I am studying the properties of integration against Borel measures and Baire measures. And I am not sure whether the following proposition is correct and I tried to give a proof.
Suppose that $X$ is a compact Hausdorff topological space and $\mu$ is a regular Borel measure on $\mathcal B(X)$. Let $\mu_{0}$ be the restriction of $\mu$ to Baire $\sigma$-algebra $\mathcal Ba(X)$. Then we have $\int_{X}fd\mu=\int_{X}fd{\mu}_{0}$ for all $f\in C(X)$.
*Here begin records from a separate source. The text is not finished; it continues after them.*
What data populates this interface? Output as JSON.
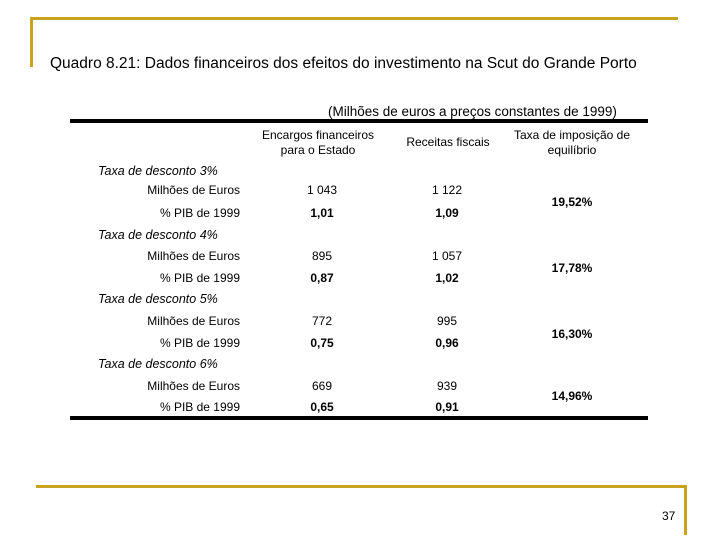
{
  "title": "Quadro 8.21: Dados financeiros dos efeitos do investimento na Scut do Grande Porto",
  "subtitle": "(Milhões de euros a preços constantes de 1999)",
  "headers": {
    "encargos_l1": "Encargos financeiros",
    "encargos_l2": "para o Estado",
    "receitas": "Receitas fiscais",
    "taxa_l1": "Taxa de imposição de",
    "taxa_l2": "equilíbrio"
  },
  "groups": [
    {
      "label": "Taxa de desconto 3%",
      "row1_label": "Milhões de Euros",
      "row2_label": "% PIB de 1999",
      "enc_m": "1 043",
      "rec_m": "1 122",
      "enc_p": "1,01",
      "rec_p": "1,09",
      "rate": "19,52%"
    },
    {
      "label": "Taxa de desconto 4%",
      "row1_label": "Milhões de Euros",
      "row2_label": "% PIB de 1999",
      "enc_m": "895",
      "rec_m": "1 057",
      "enc_p": "0,87",
      "rec_p": "1,02",
      "rate": "17,78%"
    },
    {
      "label": "Taxa de desconto 5%",
      "row1_label": "Milhões de Euros",
      "row2_label": "% PIB de 1999",
      "enc_m": "772",
      "rec_m": "995",
      "enc_p": "0,75",
      "rec_p": "0,96",
      "rate": "16,30%"
    },
    {
      "label": "Taxa de desconto 6%",
      "row1_label": "Milhões de Euros",
      "row2_label": "% PIB de 1999",
      "enc_m": "669",
      "rec_m": "939",
      "enc_p": "0,65",
      "rec_p": "0,91",
      "rate": "14,96%"
    }
  ],
  "page_number": "37",
  "accent_color": "#c9a21f"
}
Define a positive linear functional $I(f)=\int_{X}fd{\mu}_{0}$ for all $f\in C(X)$. Then, by Riesz-Markov Theorem, there is a regular Borel measure $\nu$ (i.e. Radon measure in this case) on $\mathcal B(X)$ such that $\int_{X}fd\nu=\int_{X}fd{\mu}_{0}$ holds for all $f\in C(X)$. Here is a claim saying that every Baire measure can be uniquely extended to a regular Borel measure. So it is sufficient to show that $\nu$ is an extension of ${\mu}_{0}$ and hence $\nu=\mu$.
By the regularity of ${\mu}_{0}$ and $\nu$, we have ${\mu}_{0}(E)=\sup \{ {\mu}_{0}(K): K\subseteq E, K $ is a compact $G_{\delta} $ set $\}$ for all Baire sets $E$ and $\nu(E)=\sup \{ \nu(K): K\subseteq E, K $ is a compact set $\}$ for all Borel sets $E$.
I just showed that for each comapct $G_{\delta}$ set $K$, $\nu(K)={\mu}_{0}(K)$ and I was wondering how to prove $\nu(E)={\mu}_{0}(E)$ for all Baire sets $E$?